I have a couple friends who like to use the quote, “Be what you want to manifest in the world.” Or something like that. Maybe it’s just “Be what you want to manifest.” Throw those words in some combination, and you’ll get what I’m after here. So though I know, deep in my heart, that it’s most likely Adam Boqvist never plays a game for the Hawks this year, we still have to maintain hope. If we give him the full preview treatment, perhaps we move a little step toward seeing what we want to manifest with the Hawks this year. Let’s be the change! Because if this blue line is going to have any chance to rise above the level of “Complete And Utter Suckbag,” it’s Boqvist who will bring that about.
2018-2019 Stats (in OHL)
54 GP – 20 G – 40 A – 60 P
A Brief History: Before Kirby Dach, Adam Boqvist was the subject of a high first-round pick the Hawks swore they wouldn’t be in position to attain again. Whoops. He was at least an acknowledgement that the Hawks had to get a whole lot faster on the back end, more creative, more dynamic, which the organization promptly forgot about seven minutes later. And this is how you end up with giving up actual good players for Olli Maatta. Boqvist wowed Joel Quenneville in training camp last fall, which considering his tastes in d-men was incredibly surprising. Or Q quickly came to realize how terrible his blue line was and was desperate for any salvation from anyone who could move faster than ennui. Q made noises about trying to keep Boqvist around when the season started…until the Red Wings beat the ever-loving crap out of him in a preseason game and everyone realized it was probably best for him to spend the year racing by children in the OHL.
It Was The Best Of Times: Boqvist carries the momentum from his Prospects Camp, where he was so far ahead of everyone save Dach it’s a wonder the rest of the crew didn’t just spend the last day scrimmage curled up in the corner rocking gently back and forth singing Gin Blossoms songs (how many of those kids even know who the Gin Blossoms are? Time to move on, Sam), into the Traverse City tourney and then into training camp and makes it utterly impossible for the Hawks to keep him down in Rockford. He finally sentences Brent Seabrook to a life of pressbox popcorn (slathered in jack cheese, I would assume), and from a heavily protected, third-pairing spot is able to give the Hawks some push from the back. He quickly inherits Erik Gustafsson‘s PP QB duties, making Gustafsson expendable at the deadline for the Hawks to get $1.25 on the dollar for him. And Boqvist looks like a Jared Spurgeon-type for the next 10 years.
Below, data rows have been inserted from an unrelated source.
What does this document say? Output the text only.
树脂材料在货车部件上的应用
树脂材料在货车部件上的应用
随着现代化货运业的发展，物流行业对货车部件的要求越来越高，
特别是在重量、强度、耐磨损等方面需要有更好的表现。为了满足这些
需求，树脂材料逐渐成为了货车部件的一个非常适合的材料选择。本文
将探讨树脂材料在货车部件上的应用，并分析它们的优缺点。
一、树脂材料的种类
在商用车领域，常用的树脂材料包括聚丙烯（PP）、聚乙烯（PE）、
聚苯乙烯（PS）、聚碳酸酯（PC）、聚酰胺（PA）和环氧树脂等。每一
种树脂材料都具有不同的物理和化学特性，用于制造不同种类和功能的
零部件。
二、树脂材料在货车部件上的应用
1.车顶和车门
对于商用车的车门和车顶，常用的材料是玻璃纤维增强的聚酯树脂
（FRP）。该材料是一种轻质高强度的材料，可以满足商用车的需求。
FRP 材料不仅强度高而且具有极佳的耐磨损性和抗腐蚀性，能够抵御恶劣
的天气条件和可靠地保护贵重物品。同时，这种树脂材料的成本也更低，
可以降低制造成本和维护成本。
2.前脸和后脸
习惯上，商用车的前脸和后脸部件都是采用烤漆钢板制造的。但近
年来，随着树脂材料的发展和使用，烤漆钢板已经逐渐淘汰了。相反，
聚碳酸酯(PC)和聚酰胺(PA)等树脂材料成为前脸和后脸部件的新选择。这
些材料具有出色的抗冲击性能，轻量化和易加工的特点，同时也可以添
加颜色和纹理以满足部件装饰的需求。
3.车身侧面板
It Was The BLURST of times: There’s actually a couple options here. One is that Boqvist does all the things mentioned in the first two sentences above, but the Hawks ignore him anyway, terrified of pissing off Seabrook or really believing in Maatta and Koekkoek and the rest of the leaden-footed crew, and Boqvist simply wastes his time and ours in Rockford. And he sits there while the defense continues to get its doors blown off by any team with anything resembling quick forwards. Or Boqvist still looks a complete mess in his own zone in training camp, earns his demotion to Rockford or even back to London, and everyone starts asking serious questions about whether he will ever be what was advertised. And the Hawks blue line continues to be a sculptured representation of confusion made of earwax.
Prediction: Let’s be clear, Boqvist is already the best offensive d-man on the team. It’s not even all that close, and Erik Gustafsson stans can fuck right off. Boqvist’s skating and abilities with the puck are NHL-level right now. And because the Hawks have literally no one else who can do any of that, he should be on the team. But he won’t be to start. Most likely, even after turning more heads in camp, he’ll start the year in Winnebago County. But after the main roster’s defense spends a couple months getting exposed for the tractor-in-the-mud that it is, and Boqvist lighting up the AHL (as Jokiharju did which got him traded, so watch out), the Hawks will have little choice but to call him up somewhere around Christmas. And it’ll be rocky, as Boqvist is never going to be solid in his own zone. But it also be exciting as he’ll make plays on the rush that no Hawks d-man has done since…fuck, Doug Wilson? Nick Leddy like once or twice? I don’t even know.
Of course, Boqvist’s arrival–along with the impending ones of Ian Mitchell and Nicolas Beaudin–will cause something of a fissure in the makeup of the team, as someone will have to sit to accommodate him. Which will take quite the deft hand from a coach who might not be prepared for it. Buy the ticket, take the ride.